In the autochthonous model of pancreatic ductal adenocarcinoma, depletion of DKK3 prolonged survival. DKK3-deficient (KPC/DKK3−/−), DKK3-heterozygous (KPC/DKK3+/−), and DKK3 wild-type (KPC/DKK3+/+) mice were examined. Complete (KPC/DKK3−/−) or partial DKK3 depletion (KPC/DKK3+/−) led to a median overall survival of 68 days and 63 days, respectively versus 47 days for mice models with DKK3 wild-type tumors (P = .0002). Moreover, having achieved at least a partial depletion led to an 80% reduction in the risk of death (HR, 0.21; 95% CI, 0.09-0.47) compared with mice models who had DKK3 wild-type tumors (HR, 0.19; 95% CI; 0.08-0.46; P = .0002).
DKK3 blockade was then evaluated with the use of JM6-6-1 and JM8-12-1 clones against human DKK3. HPSC treatment with either clone led to a 70- (P <.01) to 80-fold (P <.001) improvement in cell death and suppressed progression by 5- to 11-fold (P < .0001) compared with the control.
A syngeneic model using luciferase-labeled KPC cells were implanted in DKK3−/− or controlled mice. Immunohistochemistry indicated a 2.4-fold increase in CD3+ T cells in DKK3−/− mice models compared with controls.

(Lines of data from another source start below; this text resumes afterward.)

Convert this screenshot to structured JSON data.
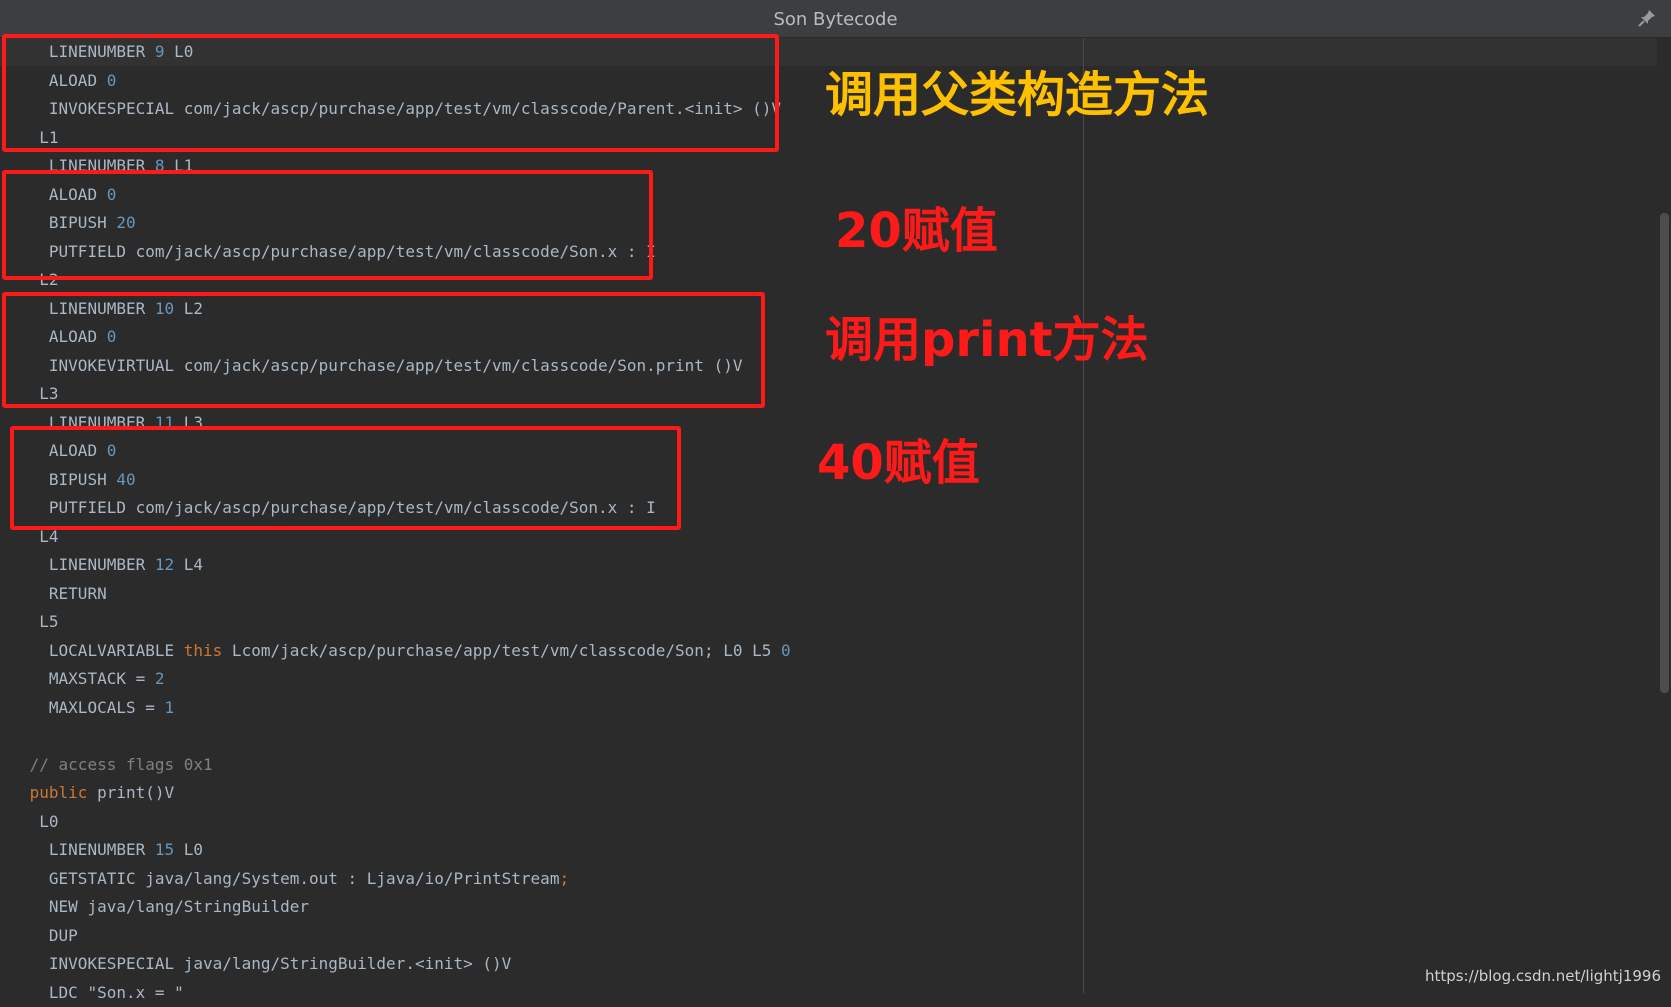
{
  "window": {
    "title": "Son Bytecode",
    "pin_icon": "pin-icon"
  },
  "colors": {
    "background": "#2b2b2b",
    "text": "#a9b7c6",
    "number": "#6897bb",
    "keyword": "#cc7832",
    "comment": "#808080",
    "annotation_box": "#ff1a1a",
    "annotation_yellow": "#ffc000",
    "annotation_red": "#ff1a1a"
  },
  "code_lines": [
    {
      "indent": "   ",
      "tokens": [
        [
          "t",
          "LINENUMBER "
        ],
        [
          "n",
          "9"
        ],
        [
          "t",
          " L0"
        ]
      ]
    },
    {
      "indent": "   ",
      "tokens": [
        [
          "t",
          "ALOAD "
        ],
        [
          "n",
          "0"
        ]
      ]
    },
    {
      "indent": "   ",
      "tokens": [
        [
          "t",
          "INVOKESPECIAL com/jack/ascp/purchase/app/test/vm/classcode/Parent.<init> ()V"
        ]
      ]
    },
    {
      "indent": "  ",
      "tokens": [
        [
          "t",
          "L1"
        ]
      ]
    },
    {
      "indent": "   ",
      "tokens": [
        [
          "t",
          "LINENUMBER "
        ],
        [
          "n",
          "8"
        ],
        [
          "t",
          " L1"
        ]
      ]
    },
    {
      "indent": "   ",
      "tokens": [
        [
          "t",
          "ALOAD "
        ],
        [
          "n",
          "0"
        ]
      ]
    },
    {
      "indent": "   ",
      "tokens": [
        [
          "t",
          "BIPUSH "
        ],
        [
          "n",
          "20"
        ]
      ]
    },
    {
      "indent": "   ",
      "tokens": [
        [
          "t",
          "PUTFIELD com/jack/ascp/purchase/app/test/vm/classcode/Son.x : I"
        ]
      ]
    },
    {
      "indent": "  ",
      "tokens": [
        [
          "t",
          "L2"
        ]
      ]
    },
    {
      "indent": "   ",
      "tokens": [
        [
          "t",
          "LINENUMBER "
        ],
        [
          "n",
          "10"
        ],
        [
          "t",
          " L2"
        ]
      ]
    },
    {
      "indent": "   ",
      "tokens": [
        [
          "t",
          "ALOAD "
        ],
        [
          "n",
          "0"
        ]
      ]
    },
    {
      "indent": "   ",
      "tokens": [
        [
          "t",
          "INVOKEVIRTUAL com/jack/ascp/purchase/app/test/vm/classcode/Son.print ()V"
        ]
      ]
    },
    {
      "indent": "  ",
      "tokens": [
        [
          "t",
          "L3"
        ]
      ]
    },
    {
      "indent": "   ",
      "tokens": [
        [
          "t",
          "LINENUMBER "
        ],
        [
          "n",
          "11"
        ],
        [
          "t",
          " L3"
        ]
      ]
    },
    {
      "indent": "   ",
      "tokens": [
        [
          "t",
          "ALOAD "
        ],
        [
          "n",
          "0"
        ]
      ]
    },
    {
      "indent": "   ",
      "tokens": [
        [
          "t",
          "BIPUSH "
        ],
        [
          "n",
          "40"
        ]
      ]
    },
    {
      "indent": "   ",
      "tokens": [
        [
          "t",
          "PUTFIELD com/jack/ascp/purchase/app/test/vm/classcode/Son.x : I"
        ]
      ]
    },
    {
      "indent": "  ",
      "tokens": [
        [
          "t",
          "L4"
        ]
      ]
    },
    {
      "indent": "   ",
      "tokens": [
        [
          "t",
          "LINENUMBER "
        ],
        [
          "n",
          "12"
        ],
        [
          "t",
          " L4"
        ]
      ]
    },
    {
      "indent": "   ",
      "tokens": [
        [
          "t",
          "RETURN"
        ]
      ]
    },
    {
      "indent": "  ",
      "tokens": [
        [
          "t",
          "L5"
        ]
      ]
    },
    {
      "indent": "   ",
      "tokens": [
        [
          "t",
          "LOCALVARIABLE "
        ],
        [
          "k",
          "this"
        ],
        [
          "t",
          " Lcom/jack/ascp/purchase/app/test/vm/classcode/Son; L0 L5 "
        ],
        [
          "n",
          "0"
        ]
      ]
    },
    {
      "indent": "   ",
      "tokens": [
        [
          "t",
          "MAXSTACK = "
        ],
        [
          "n",
          "2"
        ]
      ]
    },
    {
      "indent": "   ",
      "tokens": [
        [
          "t",
          "MAXLOCALS = "
        ],
        [
          "n",
          "1"
        ]
      ]
    },
    {
      "indent": "",
      "tokens": []
    },
    {
      "indent": " ",
      "tokens": [
        [
          "c",
          "// access flags 0x1"
        ]
      ]
    },
    {
      "indent": " ",
      "tokens": [
        [
          "k",
          "public"
        ],
        [
          "t",
          " print()V"
        ]
      ]
    },
    {
      "indent": "  ",
      "tokens": [
        [
          "t",
          "L0"
        ]
      ]
    },
    {
      "indent": "   ",
      "tokens": [
        [
          "t",
          "LINENUMBER "
        ],
        [
          "n",
          "15"
        ],
        [
          "t",
          " L0"
        ]
      ]
    },
    {
      "indent": "   ",
      "tokens": [
        [
          "t",
          "GETSTATIC java/lang/System.out : Ljava/io/PrintStream"
        ],
        [
          "k",
          ";"
        ]
      ]
    },
    {
      "indent": "   ",
      "tokens": [
        [
          "t",
          "NEW java/lang/StringBuilder"
        ]
      ]
    },
    {
      "indent": "   ",
      "tokens": [
        [
          "t",
          "DUP"
        ]
      ]
    },
    {
      "indent": "   ",
      "tokens": [
        [
          "t",
          "INVOKESPECIAL java/lang/StringBuilder.<init> ()V"
        ]
      ]
    },
    {
      "indent": "   ",
      "tokens": [
        [
          "t",
          "LDC \"Son.x = \""
        ]
      ]
    }
  ],
  "annotations": [
    {
      "text": "调用父类构造方法",
      "color": "#ffc000"
    },
    {
      "text": "20赋值",
      "color": "#ff1a1a"
    },
    {
      "text": "调用print方法",
      "color": "#ff1a1a"
    },
    {
      "text": "40赋值",
      "color": "#ff1a1a"
    }
  ],
  "watermark": "https://blog.csdn.net/lightj1996"
}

Mice in both groups were then given isotype control immunoglobulin G (IgG), DKK3 mAb JM6-6-1, anti-cytotoxic T-lymphocyte—associated protein 4 (alpha-CTLA4), or the combination of JM6-6-1 and alpha-CTLA4.
Alpha-CTLA4 and DKK3 mAb JM6-6-1 showed no difference in its inability to stop tumor growth. JM6-6-1 alone showed a suppression of tumor growth at day 18 compared with control IgG or alpha-CTLA4. The combination of JM6-6-1 and alpha-CTLA4 showed the first sign of tumor suppression after 8 days, becoming significant after day 18 (P < .0001). The combination demonstrated the slowest rate of tumor progression at a follow-up of 190 days. The median survival had not yet been reached, though there was a significant improvement in survival (P = .004). By day 726, 80% of the mice treated with the combination were still alive.
Alpha-CTLA4 was then tested in the KPC/DKK3-/- PDAC model for signals of activity. Median survival prior to receiving alpha-CTLA4 indicated a median survival of 57 days versus 43 days (P = .004) in KPC/DKK3−/− and KPC/DKK3+/+ mice, respectively. When KPC/ DKK3−/− mice were treated with alpha-CTLA4, there was an 11-day improvement in survival.
“Previous efforts to target pancreatic cancer stroma were directed at broadly eliminating stromal elements,” concluded Hwang. “Our study shows that a more effective strategy may be to inhibit specific tumor-promoting mechanisms attributed to PSCs, such as DKK3.”